While at MSU, I look forward to working with Indigenous Nations and communities to help them meet their STEM-education objectives through collaborative and participatory methods. As a decolonial scholar, those objectives must be derived from Indigenous community leadership. I am hopeful that this program will deepen my current Tribal relations and bring me into new relations with other Indigenous Peoples in ways that match each communities’ needs and desires for STEM-based liberation.

Dr Kriya Issa A. Velasco
I grew up in Baguio City, Philippines, homelands of the Ibaloi, Kankanaey, Iyaplay, Bontoc, and Karao peoples. After migrating to the Americas, attending community college, and almost finishing a bachelor’s degree in chemistry, an “identity crisis” led me to the social sciences and humanities and eventually a PhD in culturally sustaining education from the University of Washington. My research explores how diasporic Filipinxs are imagining and demonstrating their commitments to interethnic notions of justice, including Land Back, Decolonization, environmental justice, and labor movements. I work mostly with undergraduate students in theorizing our roles and commitments as “settlers of color” in the Americas and in examining how our pursuit of better futures may be made commensurate with justice for Indigenous Peoples. Nowadays, I am caught up in wondering how we can design curricula and pedagogies for students to consider their liberation as co-constitutive with everyone else’s liberation.

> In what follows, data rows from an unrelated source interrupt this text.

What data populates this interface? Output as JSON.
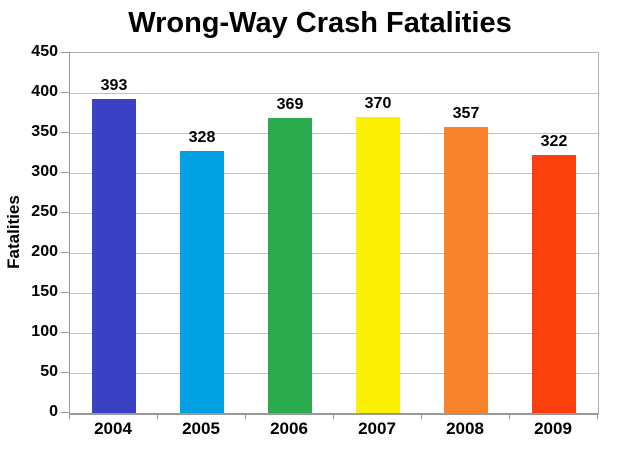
{
  "chart_data": {
    "type": "bar",
    "title": "Wrong-Way Crash Fatalities",
    "xlabel": "",
    "ylabel": "Fatalities",
    "categories": [
      "2004",
      "2005",
      "2006",
      "2007",
      "2008",
      "2009"
    ],
    "values": [
      393,
      328,
      369,
      370,
      357,
      322
    ],
    "bar_colors": [
      "#3b41c5",
      "#00a0e2",
      "#2bab4d",
      "#fcf005",
      "#f9822c",
      "#fb3f0d"
    ],
    "ylim": [
      0,
      450
    ],
    "ytick_step": 50,
    "yticks": [
      0,
      50,
      100,
      150,
      200,
      250,
      300,
      350,
      400,
      450
    ],
    "grid": "horizontal",
    "legend": "none",
    "data_labels": "above-bars",
    "colors": {
      "grid": "#c3c3c3",
      "border": "#b2b2b2",
      "axis": "#999999",
      "text": "#000000",
      "background": "#ffffff"
    }
  }
}
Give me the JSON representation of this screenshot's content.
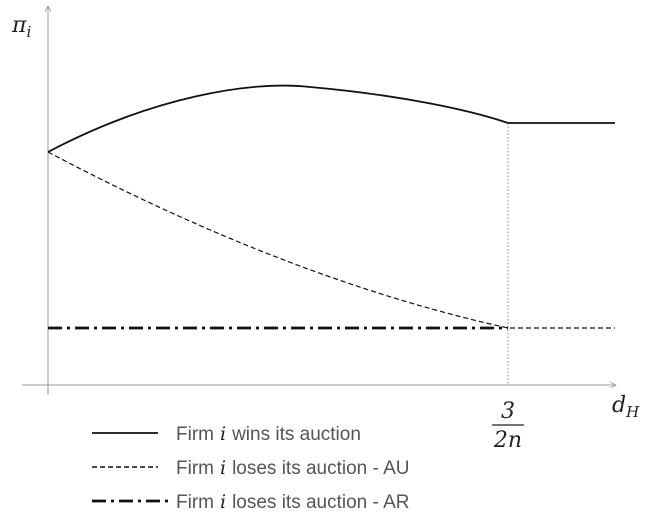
{
  "y_axis_label": {
    "symbol": "π",
    "sub": "i"
  },
  "x_axis_label": {
    "symbol": "d",
    "sub": "H"
  },
  "x_tick": {
    "numerator": "3",
    "denominator": "2n"
  },
  "legend": [
    {
      "text": "Firm",
      "var": "i",
      "rest": "wins its auction"
    },
    {
      "text": "Firm",
      "var": "i",
      "rest": "loses its auction - AU"
    },
    {
      "text": "Firm",
      "var": "i",
      "rest": "loses its auction - AR"
    }
  ]
}
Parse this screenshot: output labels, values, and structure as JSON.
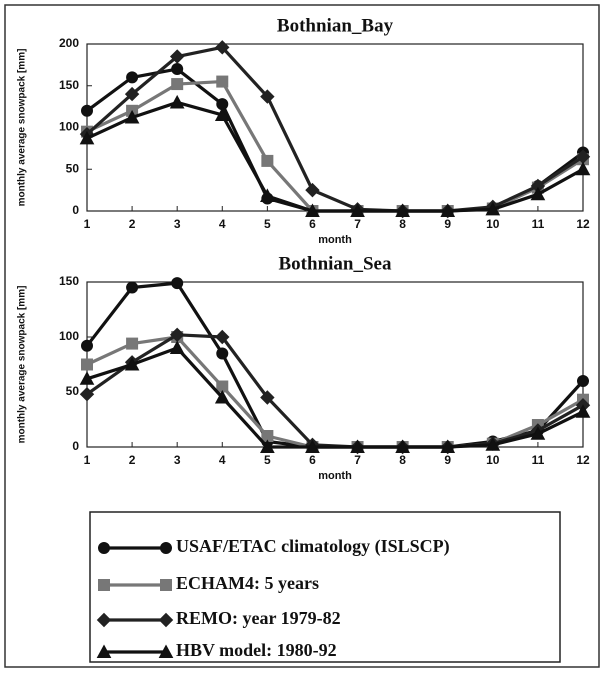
{
  "chart_data": [
    {
      "type": "line",
      "title": "Bothnian_Bay",
      "xlabel": "month",
      "ylabel": "monthly average snowpack [mm]",
      "x": [
        1,
        2,
        3,
        4,
        5,
        6,
        7,
        8,
        9,
        10,
        11,
        12
      ],
      "xlim": [
        1,
        12
      ],
      "xticks": [
        1,
        2,
        3,
        4,
        5,
        6,
        7,
        8,
        9,
        10,
        11,
        12
      ],
      "ylim": [
        0,
        200
      ],
      "yticks": [
        0,
        50,
        100,
        150,
        200
      ],
      "series": [
        {
          "name": "USAF/ETAC climatology (ISLSCP)",
          "color": "#111111",
          "marker": "circle",
          "values": [
            120,
            160,
            170,
            128,
            15,
            0,
            0,
            0,
            0,
            3,
            30,
            70
          ]
        },
        {
          "name": "ECHAM4: 5 years",
          "color": "#777777",
          "marker": "square",
          "values": [
            95,
            120,
            152,
            155,
            60,
            0,
            0,
            0,
            0,
            3,
            28,
            62
          ]
        },
        {
          "name": "REMO: year 1979-82",
          "color": "#222222",
          "marker": "diamond",
          "values": [
            92,
            140,
            185,
            196,
            137,
            25,
            2,
            0,
            0,
            5,
            30,
            65
          ]
        },
        {
          "name": "HBV model: 1980-92",
          "color": "#111111",
          "marker": "triangle",
          "values": [
            87,
            112,
            130,
            115,
            18,
            0,
            0,
            0,
            0,
            2,
            20,
            50
          ]
        }
      ]
    },
    {
      "type": "line",
      "title": "Bothnian_Sea",
      "xlabel": "month",
      "ylabel": "monthly average snowpack [mm]",
      "x": [
        1,
        2,
        3,
        4,
        5,
        6,
        7,
        8,
        9,
        10,
        11,
        12
      ],
      "xlim": [
        1,
        12
      ],
      "xticks": [
        1,
        2,
        3,
        4,
        5,
        6,
        7,
        8,
        9,
        10,
        11,
        12
      ],
      "ylim": [
        0,
        150
      ],
      "yticks": [
        0,
        50,
        100,
        150
      ],
      "series": [
        {
          "name": "USAF/ETAC climatology (ISLSCP)",
          "color": "#111111",
          "marker": "circle",
          "values": [
            92,
            145,
            149,
            85,
            5,
            0,
            0,
            0,
            0,
            5,
            15,
            60
          ]
        },
        {
          "name": "ECHAM4: 5 years",
          "color": "#777777",
          "marker": "square",
          "values": [
            75,
            94,
            100,
            55,
            10,
            0,
            0,
            0,
            0,
            3,
            20,
            43
          ]
        },
        {
          "name": "REMO: year 1979-82",
          "color": "#222222",
          "marker": "diamond",
          "values": [
            48,
            77,
            102,
            100,
            45,
            2,
            0,
            0,
            0,
            3,
            15,
            38
          ]
        },
        {
          "name": "HBV model: 1980-92",
          "color": "#111111",
          "marker": "triangle",
          "values": [
            62,
            75,
            90,
            45,
            0,
            0,
            0,
            0,
            0,
            2,
            12,
            32
          ]
        }
      ]
    }
  ]
}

I am also interested in how community engagement could be an essential part of higher education rather than an auxiliary. I aspire for community engaged research and community engaged courses to be standard in universities, with the hope that our communities themselves become recognized and build greater capacities for culturally sustaining lifeways and learning. I look forward to working with the STEM Ed PaCER team in developing these capacities in collaboration with Native communities.